Granted, many are thinking that today is the Golden Age of Board Games. Between Kickstarter and popular cons, people are creating and playing games that aren’t the usual Scrabble and Monopoly. I’m participating in a few board game nights these days, whether it is at the day job or with friends, and I’m learning quite a few games.

But I’m sure I can stand to learn a wide variety of card games. We even own a copy of the book Bicycle: 100 Years of Timeless Card Games, and I’ve never read it.

I’ve seen similar books on card games that are larger and probably more comprehensive, but 300+ pages of card games with their variations is a good starting point.

When playing Hand and Foot, I noticed a few self-regulating aspects of the game that were pretty clever. For instance, if you want to pick up the discard pile, you had to pick the entire pile up. If it was full, it meant you suddenly had a lot more cards in your hand, which means you can create melds more easily, but the discard pile might include multiple dangerous red 3s, and you can only get rid of each one once per turn. Have a red 3 in your hand reduces your score by hundreds of points. It’s a risk you might be willing to take if you have been struggling to complete melds, though.

Similarly, you might play all the cards in your hand until you have almost nothing left. That’s great, because you are close to getting rid of the cards in your hand, which allows you to pick up your foot (Oh!

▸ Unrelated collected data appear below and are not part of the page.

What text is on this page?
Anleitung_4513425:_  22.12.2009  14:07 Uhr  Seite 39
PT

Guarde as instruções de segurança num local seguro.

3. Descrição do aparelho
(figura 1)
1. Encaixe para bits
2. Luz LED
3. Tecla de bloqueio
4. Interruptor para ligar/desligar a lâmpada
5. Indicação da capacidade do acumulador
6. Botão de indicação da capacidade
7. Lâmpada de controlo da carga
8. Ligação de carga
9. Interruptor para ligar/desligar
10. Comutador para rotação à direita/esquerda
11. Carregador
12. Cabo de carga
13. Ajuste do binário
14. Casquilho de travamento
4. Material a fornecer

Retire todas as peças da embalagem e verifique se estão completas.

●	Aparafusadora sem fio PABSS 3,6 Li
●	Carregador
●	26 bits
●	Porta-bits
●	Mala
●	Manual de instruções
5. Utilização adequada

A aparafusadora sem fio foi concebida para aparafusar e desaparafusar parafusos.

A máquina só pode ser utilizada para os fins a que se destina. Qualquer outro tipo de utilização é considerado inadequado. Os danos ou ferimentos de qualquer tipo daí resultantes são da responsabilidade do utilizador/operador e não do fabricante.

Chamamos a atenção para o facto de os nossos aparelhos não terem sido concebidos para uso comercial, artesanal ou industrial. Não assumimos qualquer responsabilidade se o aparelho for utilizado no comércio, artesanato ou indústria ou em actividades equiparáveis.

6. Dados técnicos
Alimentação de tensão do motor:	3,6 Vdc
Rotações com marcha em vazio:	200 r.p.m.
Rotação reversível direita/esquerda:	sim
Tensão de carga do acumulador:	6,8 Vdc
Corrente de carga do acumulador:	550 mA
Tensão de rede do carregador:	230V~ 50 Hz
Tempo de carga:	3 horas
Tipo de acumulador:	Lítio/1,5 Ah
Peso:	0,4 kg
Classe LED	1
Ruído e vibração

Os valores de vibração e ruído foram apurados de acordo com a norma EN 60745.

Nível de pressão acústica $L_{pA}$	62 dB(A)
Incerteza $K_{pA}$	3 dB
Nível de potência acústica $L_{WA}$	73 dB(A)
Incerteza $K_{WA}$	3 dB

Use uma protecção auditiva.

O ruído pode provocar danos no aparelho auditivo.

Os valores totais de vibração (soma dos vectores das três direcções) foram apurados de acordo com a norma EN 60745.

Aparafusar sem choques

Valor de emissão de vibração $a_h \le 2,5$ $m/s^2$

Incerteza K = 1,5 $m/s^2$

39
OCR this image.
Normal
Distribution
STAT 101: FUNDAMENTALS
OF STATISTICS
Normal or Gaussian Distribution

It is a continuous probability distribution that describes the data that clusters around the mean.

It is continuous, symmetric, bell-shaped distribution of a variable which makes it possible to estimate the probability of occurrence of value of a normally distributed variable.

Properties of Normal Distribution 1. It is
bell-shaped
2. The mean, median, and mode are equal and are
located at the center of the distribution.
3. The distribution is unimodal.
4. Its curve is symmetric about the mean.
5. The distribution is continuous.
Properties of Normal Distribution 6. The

I get it now!), but it also means you have a harder chance of creating a meld and actually getting rid of those cards.

So just exposing myself to this one new old game got me thinking about game design. What if I spent time learning more such games in earnest? I wrote about consciously consuming information daily, and reading and listening to a variety of information is beneficial. I’ve been thinking about how important it is to also play a variety of games.

The great thing is, I already own a deck of cards. I’ve paid the expensive part. It can be quite the investment to get a new board game or video game, but a trip to the library might be all I need to do to find books on card games I could play with my existing deck.

Heck, I also have a bunch of dice, and I’m sure there are plenty of dice games out there, too.

It’s time to make a conscious effort to learn some new games. Got any recommendations?

2 replies on “Learning New Old Games”

Every time I sit down to play Rummy with someone, we have to negotiate what all the rules are. And I say “rummy” but sometimes mean “Gin” or “Gin Rummy” or “Rummy 500” or… The problem being we all called it by a generic name, and had our household variants, but when you start playing with other people you discover just how many there are. Do you place the cards down, can you play on other people’s melds, can you loop around K A 2 -style? If you can pick up discards, is it just the top card, or all of them. Do you then have to play the bottom card you picked up or not? Do you have to end your turn with a discard?

So.Many.Variations. It’s fun, but it sucks to find out you’re playing two different games. I guess it’s like dealer-calls poker, where they say stud vs draw vs hold’em and number of cards, etc. At least the hands mostly stay the same.

Yeah, it can be a pain to actually organize a game, but what a fun set of experiments for a game designer!

And it isn’t limited to standard card games. Once I played Monopoly and found out the other players didn’t know housing shortages were a part of the game. There goes my strategy of buying all the houses and not the hotels.

The other day I played Saboteur with coworkers who play the game silent. No table talk allowed.

It’s a stark contrast to the people I’ve played with who treat it as a bluffing game.

It results in two very different experiences, and the designers are deliberately silent on this point, so both are right, but yeah, you need to make sure everyone is playing the same game.